Articles & Publications 05.02.18

And The Defense Wins: Shareholders Jason Eckerly, William Mahoney, Madina Axelrod, and Steven Rosenblatt Featured in The Voice

The Voice, DRI's Weekly e-Newsletter

DRI members Jason Eckerly, William Mahoney, Madina Axelrod, and Steven Rosenblatt, shareholders in Segal McCambridge Singer & Mahoney’s Chicago and New York City offices, recently won motions to exclude two experts, as well as summary judgment on all counts brought against their pump manufacturing client. Plaintiff filed suit on seven counts, including strict and negligent product liability, breach of express warranty, breach of implied warranty, breach of third party contract, and a claim for damages pursuant to Connecticut’s Unfair Trade Practice Act (CUTPLA). Plaintiff sought punitive damages and attorney’s fees and costs.

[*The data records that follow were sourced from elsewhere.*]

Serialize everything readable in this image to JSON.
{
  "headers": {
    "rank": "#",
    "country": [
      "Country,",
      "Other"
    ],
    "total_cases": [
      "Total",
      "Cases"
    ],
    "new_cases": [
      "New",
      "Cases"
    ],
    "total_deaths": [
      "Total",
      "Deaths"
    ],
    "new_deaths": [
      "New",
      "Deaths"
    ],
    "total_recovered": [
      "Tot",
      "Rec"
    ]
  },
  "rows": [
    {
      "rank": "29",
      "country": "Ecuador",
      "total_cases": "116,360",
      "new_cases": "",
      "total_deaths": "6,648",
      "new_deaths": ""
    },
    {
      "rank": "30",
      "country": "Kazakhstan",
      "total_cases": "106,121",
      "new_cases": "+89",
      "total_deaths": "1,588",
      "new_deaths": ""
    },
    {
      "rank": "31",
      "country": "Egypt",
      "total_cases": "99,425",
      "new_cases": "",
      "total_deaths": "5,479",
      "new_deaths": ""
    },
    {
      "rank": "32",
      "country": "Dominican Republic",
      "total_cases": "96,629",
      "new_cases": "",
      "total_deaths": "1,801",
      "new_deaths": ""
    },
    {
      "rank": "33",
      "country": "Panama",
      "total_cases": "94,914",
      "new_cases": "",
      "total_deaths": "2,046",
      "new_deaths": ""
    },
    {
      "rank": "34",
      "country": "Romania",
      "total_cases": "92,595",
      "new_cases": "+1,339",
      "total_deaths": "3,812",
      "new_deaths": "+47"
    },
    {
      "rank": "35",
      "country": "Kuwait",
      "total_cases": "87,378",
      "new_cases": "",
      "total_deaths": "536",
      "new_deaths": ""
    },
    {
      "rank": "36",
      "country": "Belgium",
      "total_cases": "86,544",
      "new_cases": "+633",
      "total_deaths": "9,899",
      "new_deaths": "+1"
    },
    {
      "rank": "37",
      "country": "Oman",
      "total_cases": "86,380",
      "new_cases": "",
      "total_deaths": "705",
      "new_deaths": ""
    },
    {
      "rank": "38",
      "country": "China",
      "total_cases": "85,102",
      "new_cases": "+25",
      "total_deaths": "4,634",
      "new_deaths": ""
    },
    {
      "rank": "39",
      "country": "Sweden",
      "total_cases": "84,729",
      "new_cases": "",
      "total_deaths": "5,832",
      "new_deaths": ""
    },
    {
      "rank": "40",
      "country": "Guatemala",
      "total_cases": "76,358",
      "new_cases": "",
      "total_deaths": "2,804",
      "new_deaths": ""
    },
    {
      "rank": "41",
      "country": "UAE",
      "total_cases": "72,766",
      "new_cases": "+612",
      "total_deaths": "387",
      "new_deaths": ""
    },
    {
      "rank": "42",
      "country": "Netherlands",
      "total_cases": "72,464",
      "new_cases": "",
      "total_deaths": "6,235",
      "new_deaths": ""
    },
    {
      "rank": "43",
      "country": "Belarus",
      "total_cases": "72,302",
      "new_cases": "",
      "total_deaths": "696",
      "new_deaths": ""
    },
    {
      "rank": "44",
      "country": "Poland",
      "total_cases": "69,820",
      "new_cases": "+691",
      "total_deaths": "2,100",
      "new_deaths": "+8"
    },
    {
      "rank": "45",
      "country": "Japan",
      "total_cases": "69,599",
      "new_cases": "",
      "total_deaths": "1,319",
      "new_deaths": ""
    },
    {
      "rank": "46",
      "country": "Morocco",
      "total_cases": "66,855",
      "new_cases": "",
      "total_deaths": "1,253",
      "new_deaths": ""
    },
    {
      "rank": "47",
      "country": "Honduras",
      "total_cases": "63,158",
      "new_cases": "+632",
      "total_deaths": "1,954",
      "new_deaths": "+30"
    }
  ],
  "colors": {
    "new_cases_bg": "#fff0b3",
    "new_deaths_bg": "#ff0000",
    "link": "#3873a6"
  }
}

In support of its case, Plaintiff disclosed two experts to testify regarding the alleged defective design of the pumps. Defendant argued the design defect expert’s report and use of a methodologically flawed survey and reliance on undisclosed facts rendered the expert’s report and testimony inadmissible. It further noted the expert failed to review critical materials regarding the pumps’ operation and maintenance when reaching her opinion. As to Plaintiff’s damages expert, Defendant argued the opinions impermissibly relied on assumptions with no factual support or expert analysis. Specifically noting the damages amounts were information provided by Plaintiff. The court agreed, barring both of Plaintiff’s experts. After barring Plaintiff’s experts, the court agreed that this is the type of complex case requiring an expert opinion as to defect and as to feasible alternative design. Absent admissible expert testimony combined with the undisputed fact that Defendant’s pumps complied with the project specifications, the court granted summary judgment on Plaintiff’s strict and negligent product liability counts. Further, the court found Defendant’s warranty was “clear, conspicuous, and enforceable,” and granted summary judgment on Plaintiff’s breach of express liability count. The court also found the executed purchase order expressly excluded any and all implied warranties counts. Finally, the court held Plaintiff’s breach of contract and statutory claims under the CUTPA were barred by the Product Liability Statute’s exclusivity clause which prevents double recovery. The court went even further to note that even if these claims were not barred they would still fail as Plaintiff was unable to provide any evidence as to the pumps’ defectiveness.

The case is Water Pollution Control Authority of the City of Norwalk v. Flowserve, US Inc. v. Gilbane Building Co., case number: 3:14-cv-00549-VLB, in the U.S. District Court for the District of Connecticut.